What are some of the biggest challenges in terms of controlling the spread of COVID-19 among refugees living in Jordan, especially as winter approaches?  

“The first is how to maintain social distancing in such a crowded and congested refugee camp where there could be up to seven people sharing one room. In addition, whenever we have a distribution of cash or gas cylinders, refugees have to wait in line. I think refugees are becoming more vigilant because we’ve been doing so much awareness-raising and they’ve received masks; however, this remains a challenge.

“UNHCR has built an entire isolation site for people who return to the camp after being outside. They have to quarantine there for 14 days before they can go to their shelters. Refugees have been very cooperative but if the cases increase more, we’ll have to upgrade the site’s capacity.

“I think the most important challenge is the loss of livelihoods. Leave and work permits for refugees, which allowed them to have jobs outside the camp, have been suspended and there are almost no jobs for Jordanians or refugees living outside the camps. International NGOS that used to employ refugees in the camps have cut back to essential services only. In urban areas, we’ve distributed emergency cash assistance to around 50,000 of the most vulnerable families but there are challenges with funding; we have a big funding gap.”


Overlapping crises in Lebanon fuel more crossings to Cyprus. Driven by increasingly desperate economic circumstances in the wake of last month’s Beirut port explosion, growing numbers of Syrian refugees and some Lebanese are boarding smugglers’ boats in Lebanon’s port city of Tripoli bound for Cyprus, The New Humanitarian reports. A boat packed with 37 people was found off the coast of Lebanon on 14 September after nearly a week adrift at sea. At least six people had died, including two children, and another six were missing. According to UNHCR, approximately 21 boats have set off from Tripoli between July and mid-September. Several were intercepted by Lebanese authorities and four were pushed by Cypriot authorities and returned to Lebanon. On Thursday, Lebanon’s president, Michael Aoun, said security forces would intensify their work preventing the sea crossings.

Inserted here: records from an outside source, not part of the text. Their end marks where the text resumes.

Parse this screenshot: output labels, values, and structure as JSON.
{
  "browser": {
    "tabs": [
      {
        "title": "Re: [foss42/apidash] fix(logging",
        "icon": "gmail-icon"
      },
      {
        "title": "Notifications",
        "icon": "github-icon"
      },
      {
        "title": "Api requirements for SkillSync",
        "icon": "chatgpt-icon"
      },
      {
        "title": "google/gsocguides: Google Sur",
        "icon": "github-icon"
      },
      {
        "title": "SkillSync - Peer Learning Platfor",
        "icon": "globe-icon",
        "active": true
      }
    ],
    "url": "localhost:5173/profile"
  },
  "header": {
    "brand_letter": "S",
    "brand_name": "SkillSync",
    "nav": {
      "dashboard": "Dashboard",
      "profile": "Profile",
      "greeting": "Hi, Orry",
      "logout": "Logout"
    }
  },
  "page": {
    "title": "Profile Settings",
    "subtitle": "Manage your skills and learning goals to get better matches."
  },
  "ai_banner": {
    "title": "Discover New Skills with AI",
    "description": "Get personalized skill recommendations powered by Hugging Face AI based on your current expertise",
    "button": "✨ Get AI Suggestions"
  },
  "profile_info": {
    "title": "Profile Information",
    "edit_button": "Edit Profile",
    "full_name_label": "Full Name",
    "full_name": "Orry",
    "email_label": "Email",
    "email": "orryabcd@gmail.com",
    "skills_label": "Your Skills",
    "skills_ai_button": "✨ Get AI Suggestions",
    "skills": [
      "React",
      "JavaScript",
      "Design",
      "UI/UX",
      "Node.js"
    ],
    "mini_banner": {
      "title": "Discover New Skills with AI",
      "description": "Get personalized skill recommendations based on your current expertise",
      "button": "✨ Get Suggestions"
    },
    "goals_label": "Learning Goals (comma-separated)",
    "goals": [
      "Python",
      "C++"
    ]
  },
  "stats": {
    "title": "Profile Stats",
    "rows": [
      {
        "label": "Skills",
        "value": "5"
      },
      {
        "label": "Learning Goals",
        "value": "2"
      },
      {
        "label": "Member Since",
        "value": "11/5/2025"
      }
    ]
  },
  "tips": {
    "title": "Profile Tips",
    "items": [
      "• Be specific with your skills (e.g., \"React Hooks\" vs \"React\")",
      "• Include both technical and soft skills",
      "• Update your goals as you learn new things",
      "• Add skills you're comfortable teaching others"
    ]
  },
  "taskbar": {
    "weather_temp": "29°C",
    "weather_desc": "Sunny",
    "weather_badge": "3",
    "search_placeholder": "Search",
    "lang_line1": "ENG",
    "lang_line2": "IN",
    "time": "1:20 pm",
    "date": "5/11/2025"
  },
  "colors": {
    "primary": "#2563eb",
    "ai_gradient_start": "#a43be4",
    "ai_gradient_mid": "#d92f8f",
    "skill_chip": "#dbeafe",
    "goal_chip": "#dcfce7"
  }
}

Survey finds devastating economic impacts of pandemic on displaced people. Some 77 per cent of displaced and conflict-affected people have lost a job or income since the beginning of the coronavirus pandemic in March, according to a survey released by the Norwegian Refugee Council on Monday. The NRC polled 1,431 refugees and internally displaced people across 14 countries including Afghanistan, Colombia, Iraq, Kenya, Libya, Mali, Uganda and Venezuela. Seventy per cent of respondents said they had been forced to cut meals and 73 per cent said they were less likely to send their children to school. Most said they were struggling to pay rent, and many had already been evicted. The Irish Times reports from Kibuye, a neighbourhood of the Uganda capital, Kampala, that is home to many Congolese refugees. Many of them are now facing eviction and destitution.

Thousands forced to flee conflict in northern Mozambique face hunger crisis. The UN World Food Program warned this week that more than 300,000 people forced to flee their homes in Mozambique’s northern Cabo Delgado province were at risk of “crisis” levels of food insecurity. A spate of attacks on villages by armed groups beginning in 2017 has forced families to abandon their crops, leaving them completely reliant on humanitarian assistance. Cabo Delgado already has the second highest rate of chronic malnutrition in the country. WFP said any additional shocks could rapidly worsen the situation. UNHCR reported last week that many families have had to flee multiple times and that the majority are now staying with relatives and friends in more stable areas. The province is still recovering from the impacts of Cyclone Kenneth which made landfall last April.


Egyptian football star Mo Salah brought the voices of four refugee students to the UN General Assembly this week. They talked about how a Vodafone Foundation and UNHCR project to bring online learning to refugee camps has transformed their classrooms and urged world leaders to support refugee education.


Conflict and violence accounted for 4.8 million new internal displacements in the first half of 2020, a million more than in the first half of 2019.